The
historic and immensely symbolic event of pulling down Rhodes’ statue at the
Green Mile bottom of Jammie Steps, UCT. You will feel the relief on the faces
of the protesters-as many lash out at the statue with sticks and stones, others
reach up to deal it torrents of slaps. Rhodes’ persecution didn’t end there.
The statue was blindfolded and red liquid poured on it like blood ritual. And
listening to the songs and jubilation you will think that the final bastion of
Apartheid just came down.
As
preparations were made to remove the statue of British colonialist Cecil Rhodes from the
University of Cape Town on Thursday, white groups launched
protests to protect what they see as their heritage.
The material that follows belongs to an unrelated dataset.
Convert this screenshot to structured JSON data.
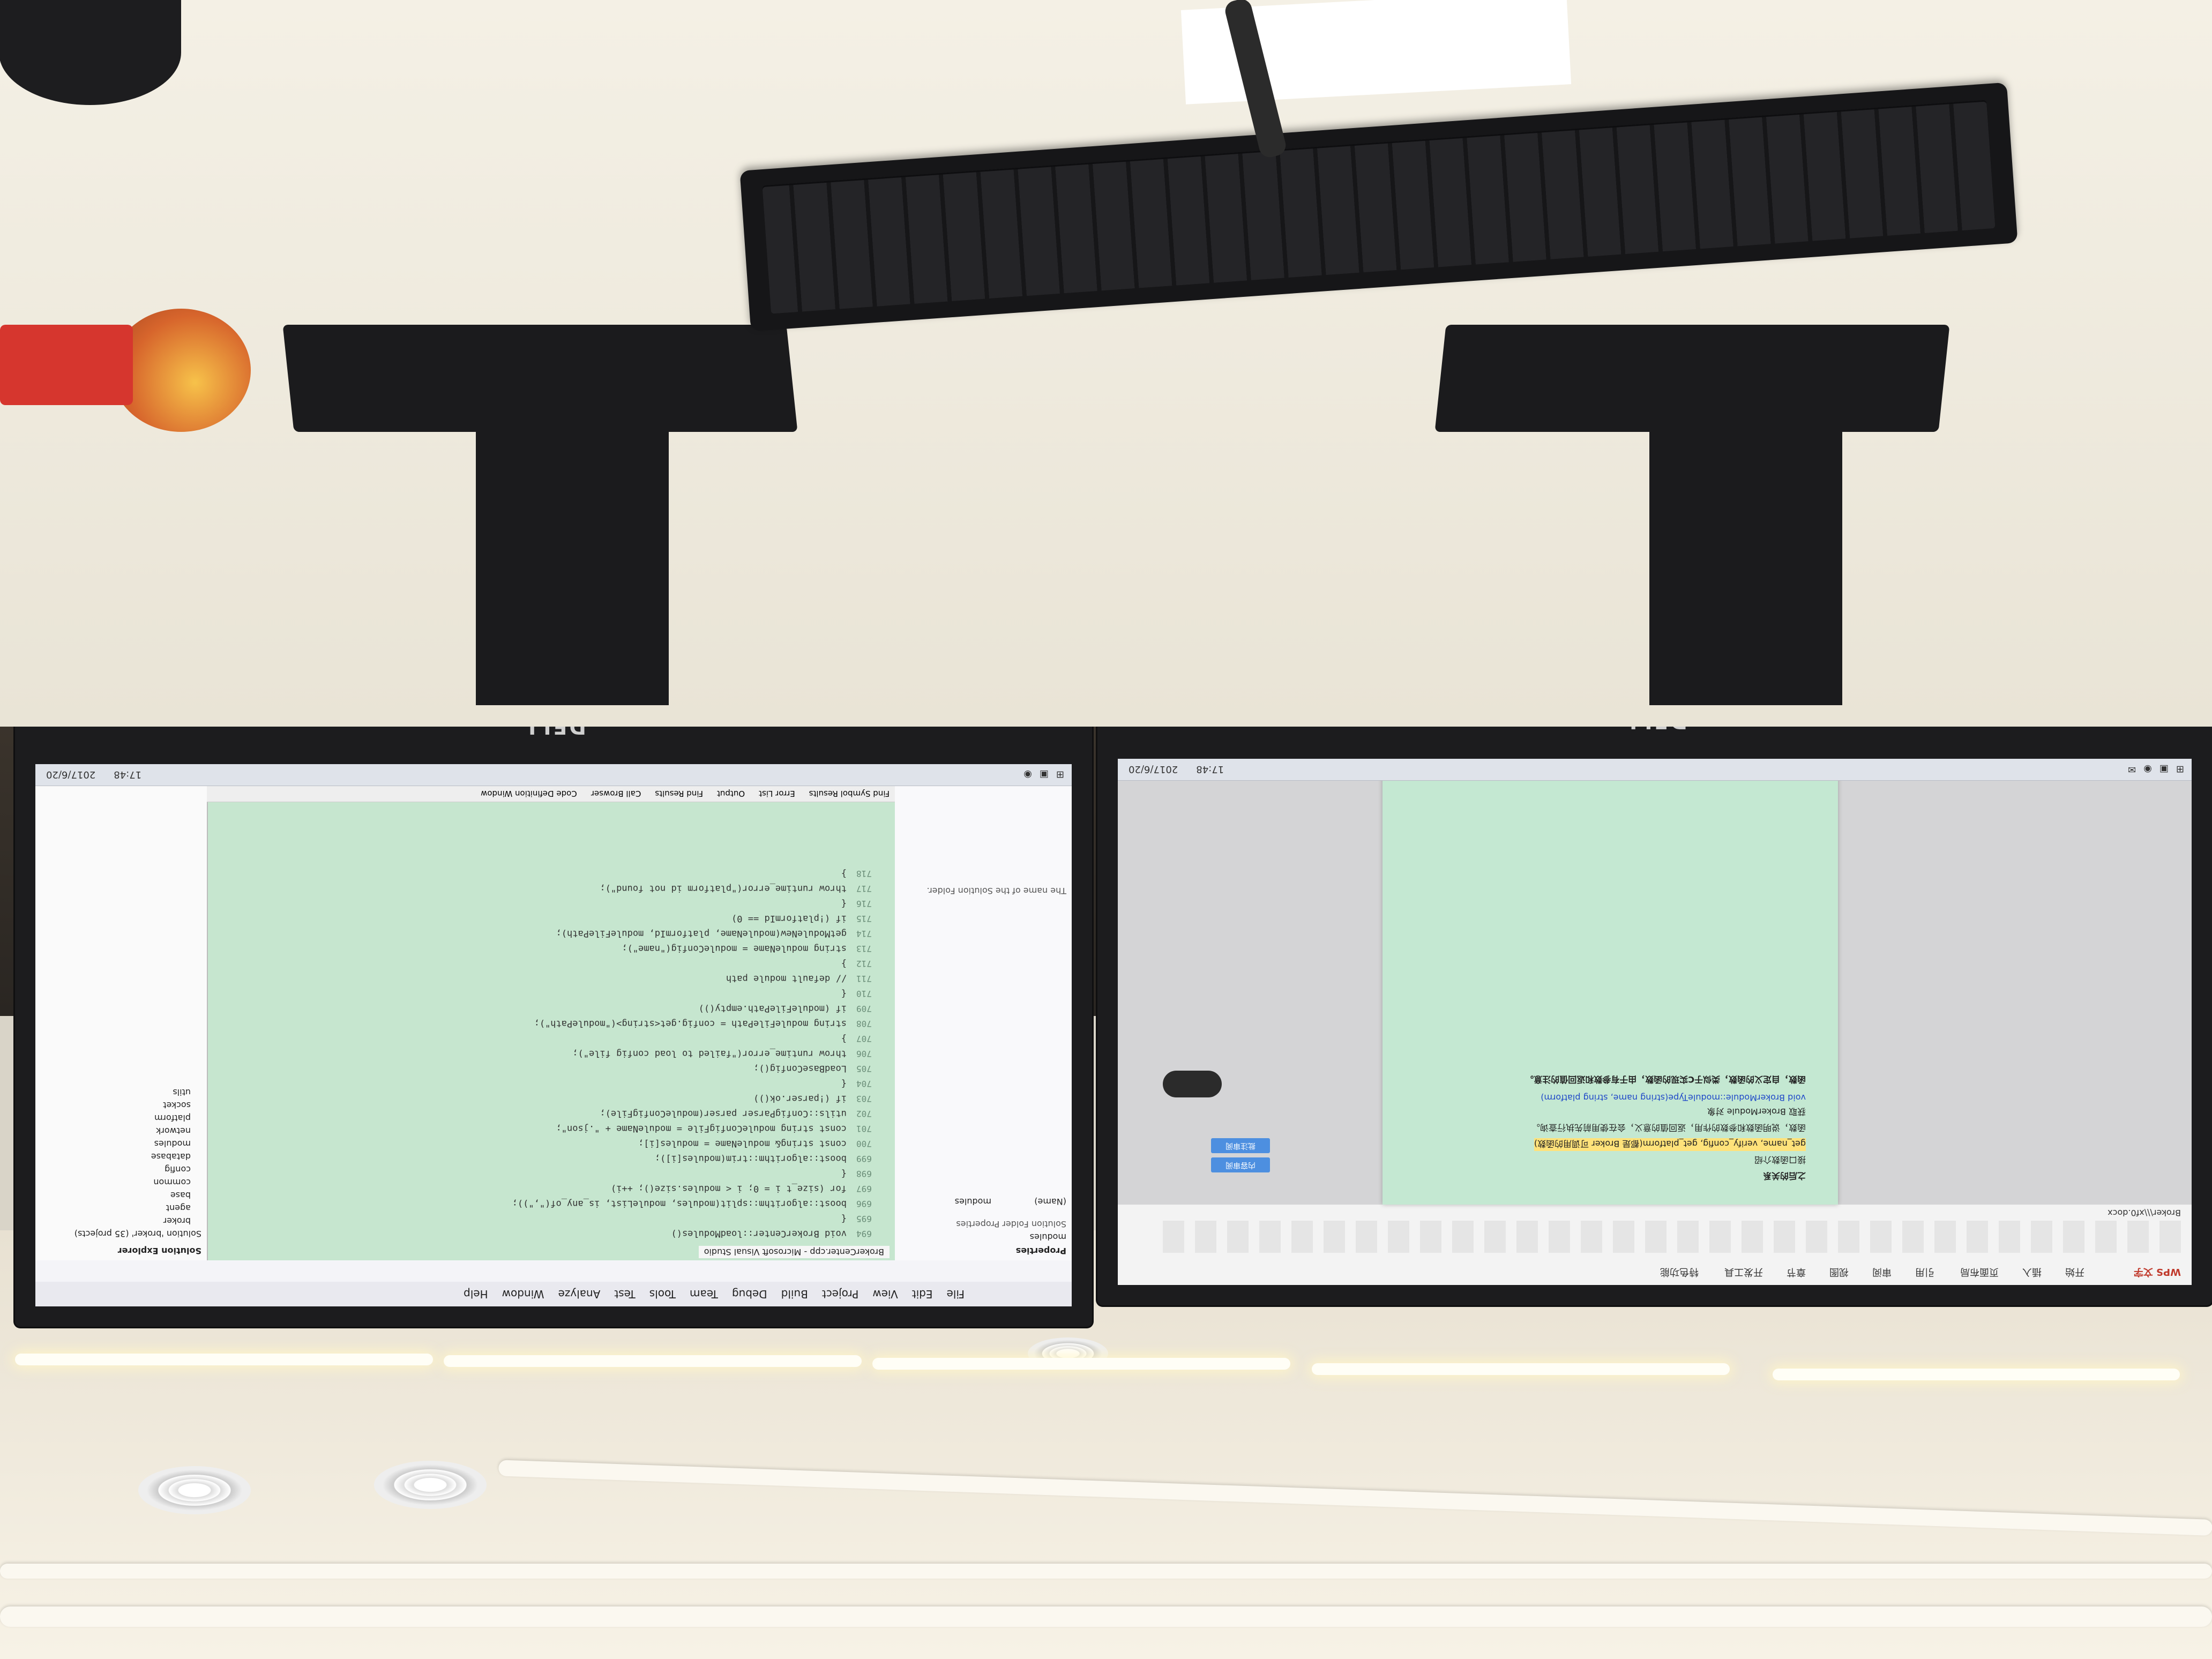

South Africa’s oldest university voted on Wednesday to
remove the monument from its campus after a month of student protests against a perceived symbol of
historical white oppression.
On
Thursday morning, the youth wing of white Afrikaner solidarity group AfriForum
handed a memorandum to parliament in Cape Town to “demand protection” for their
heritage.
The
Afrikaners are descendants of mainly Dutch settlers from the 17th and 18th
centuries and dominated South Africa’s white-minority government before the end
of apartheid in 1994.
They
are no supporters of Rhodes, who was on the British side in the Anglo-Boer war at
the beginning of the 20th century, but have seen statues of their own heroes
come under attack in the wake of the university protests.
Afrikaner
men, some of them in quasi-military outfits, demonstrated on Wednesday at the
statue in Pretoria of former president Paul Kruger – which had been splattered
with paint – and at the monument to the leader of the first settlers, Jan van
Riebeeck, in Cape Town.
“The
Afrikaner is – from a historical perspective – increasingly being portrayed as
criminals and land thieves,” AfriForum said in a statement.
“But
apartheid freedom fighters are certainly not the untainted heroes Government is
making them out to be.
“If
the heritage of the Afrikaner is not important to Government, our youth members
will preserve our own heritage.”
Their
attitude is in contrast to that of the council of the University of Cape Town,
which voted to remove Rhodes after accepting his statue made black students
uncomfortable on campus.
The
imposing bronze statue of a brooding Rhodes was due to come down later on
Thursday. A decision on its final destination is yet to be made, but it is
likely to end up in a museum.
Its
disappearance is unlikely to end the debate over the pace of racial
transformation, which goes beyond symbols to encompass economic and social
divisions 21 years after the end of apartheid.